Fraudsters typically target students with bogus emails and text messages around the three loan payment dates in September, January and April each year.
So, SLC is warning freshers and returning students to not be tricked into disclosing personal details or clicking on links in emails or text messages, as they could be installing malware.
In the past two academic years alone, SLC’s customer compliance teams have prevented more than half a million pounds from being phished from students’ loans.
The teams have a range of methods and fraud analytics to stop scammers in their tracks, but students need to know what to look out for.
How students can spot a phishing email or text message:
- Be suspicious of any requests for your personal information. SLC or Student Finance England (SFE) will never ask you to confirm your login information or personal information by email or text message.
- Be on your guard if you receive an email starting “Dear Student”. Phishing emails are often sent in bulk and are unlikely to contain both your first and last name.

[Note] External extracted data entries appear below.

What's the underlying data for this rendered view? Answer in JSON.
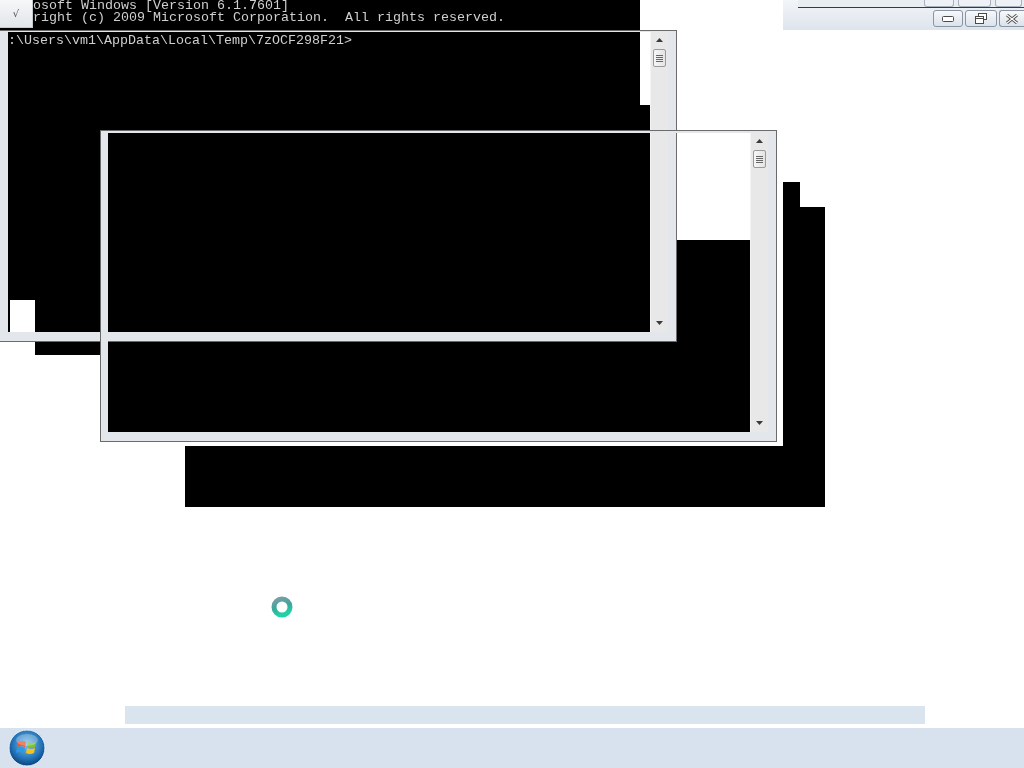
{
  "window_menu": {
    "label": "√"
  },
  "console_text": {
    "lines": [
      "osoft Windows [Version 6.1.7601]",
      "right (c) 2009 Microsoft Corporation.  All rights reserved."
    ]
  },
  "title_bar": {
    "caption_buttons": [
      {
        "kind": "minimize"
      },
      {
        "kind": "restore"
      },
      {
        "kind": "close"
      }
    ]
  },
  "command_window": {
    "prompt": ":\\Users\\vm1\\AppData\\Local\\Temp\\7zOCF298F21>"
  }
}
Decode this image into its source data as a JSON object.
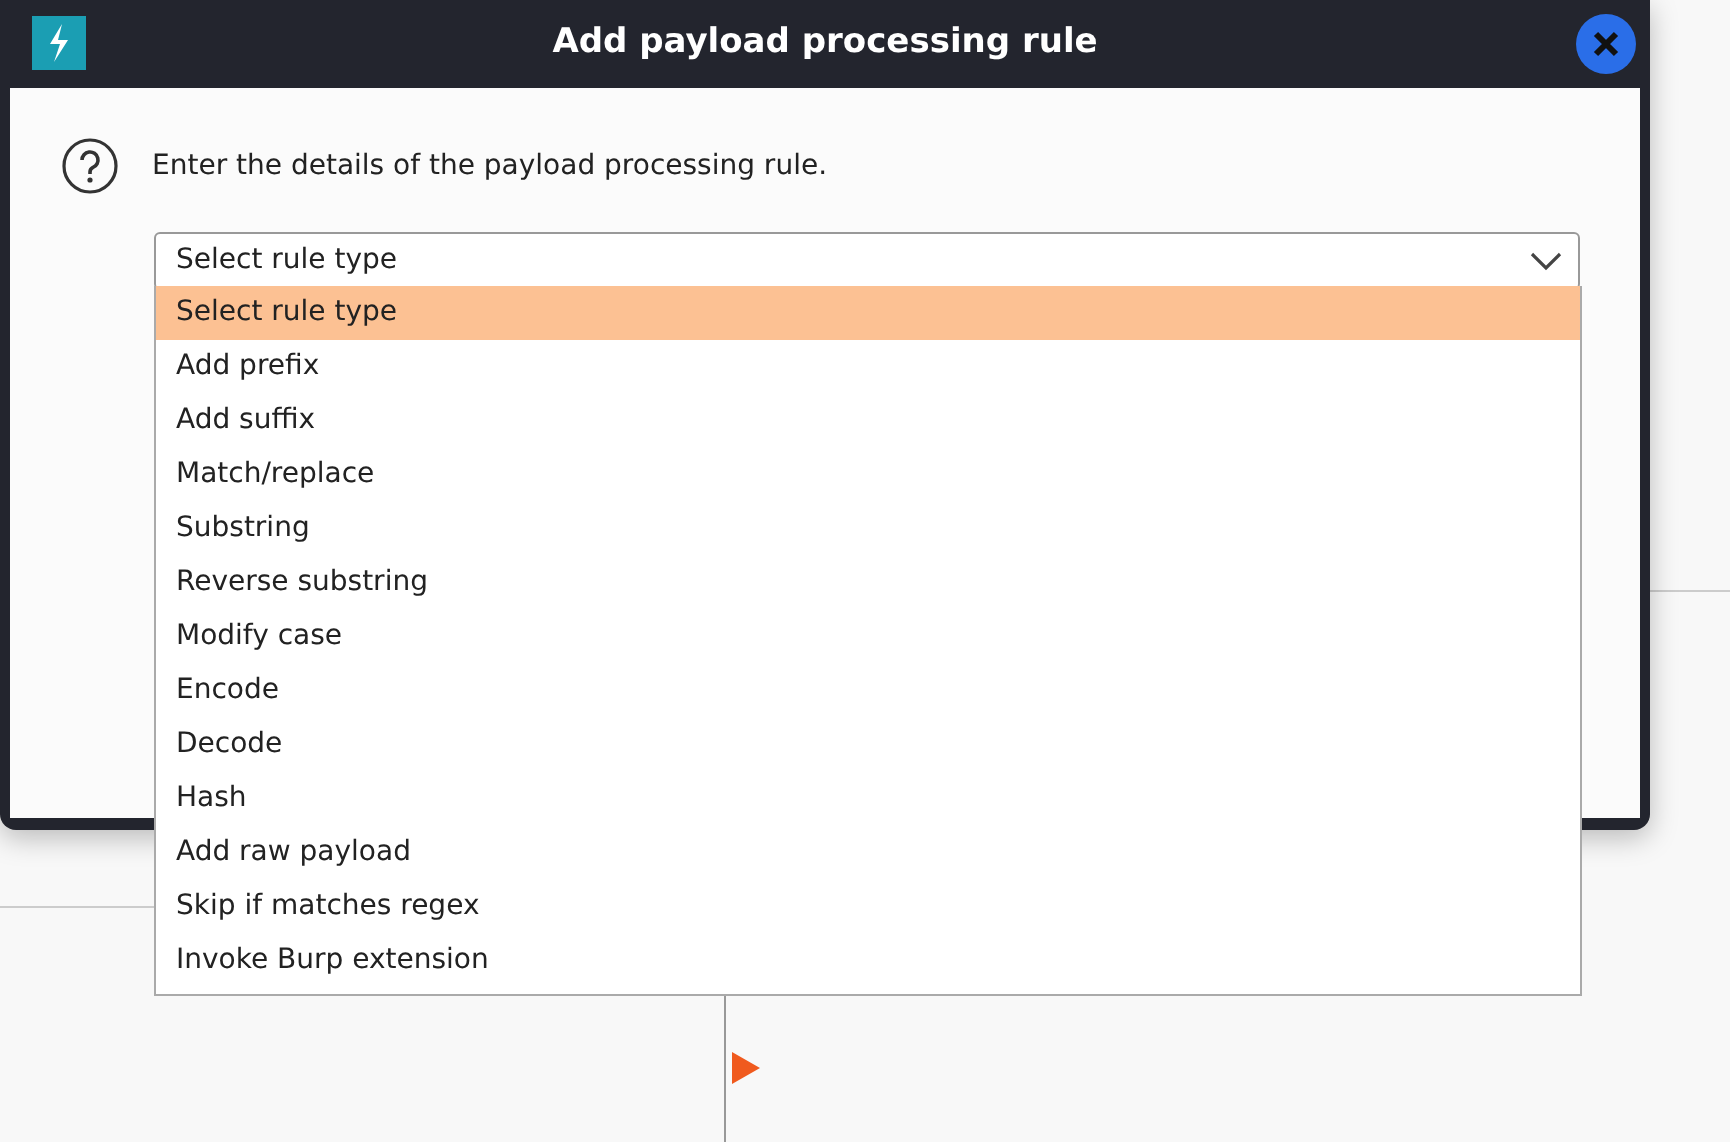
{
  "dialog": {
    "title": "Add payload processing rule",
    "message": "Enter the details of the payload processing rule.",
    "select": {
      "value": "Select rule type",
      "expanded": true,
      "options": [
        {
          "label": "Select rule type",
          "selected": true
        },
        {
          "label": "Add prefix",
          "selected": false
        },
        {
          "label": "Add suffix",
          "selected": false
        },
        {
          "label": "Match/replace",
          "selected": false
        },
        {
          "label": "Substring",
          "selected": false
        },
        {
          "label": "Reverse substring",
          "selected": false
        },
        {
          "label": "Modify case",
          "selected": false
        },
        {
          "label": "Encode",
          "selected": false
        },
        {
          "label": "Decode",
          "selected": false
        },
        {
          "label": "Hash",
          "selected": false
        },
        {
          "label": "Add raw payload",
          "selected": false
        },
        {
          "label": "Skip if matches regex",
          "selected": false
        },
        {
          "label": "Invoke Burp extension",
          "selected": false
        }
      ]
    }
  }
}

- Check the quality of the communication – misspelling, poor punctuation and bad grammar are often tell-tale signs of phishing.
- Be especially wary of “Failure to respond in 24 hours will result in your account being closed” type messages. These are designed to convey a sense of urgency to prompt a quick response.
- Think before you click. If you receive an email or SMS that contains a link that you’re not sure of then try hovering over the link to check that it goes where it’s supposed to. If you’re still in any doubt, don’t risk it.
Steven Darling, SLC director for repayment and customer compliance, said: “We work hard to help our customers stay safe, but fraudsters are persistent and will try to target them and their parents with emails and texts requesting personal details to access their accounts.
“We’re reminding all students to be vigilant for online scams and phishing attempts as the new academic year gets underway this September. Although things may be a bit different for some freshers this year, we want them to know that scammers are still working full time to steal their funding.”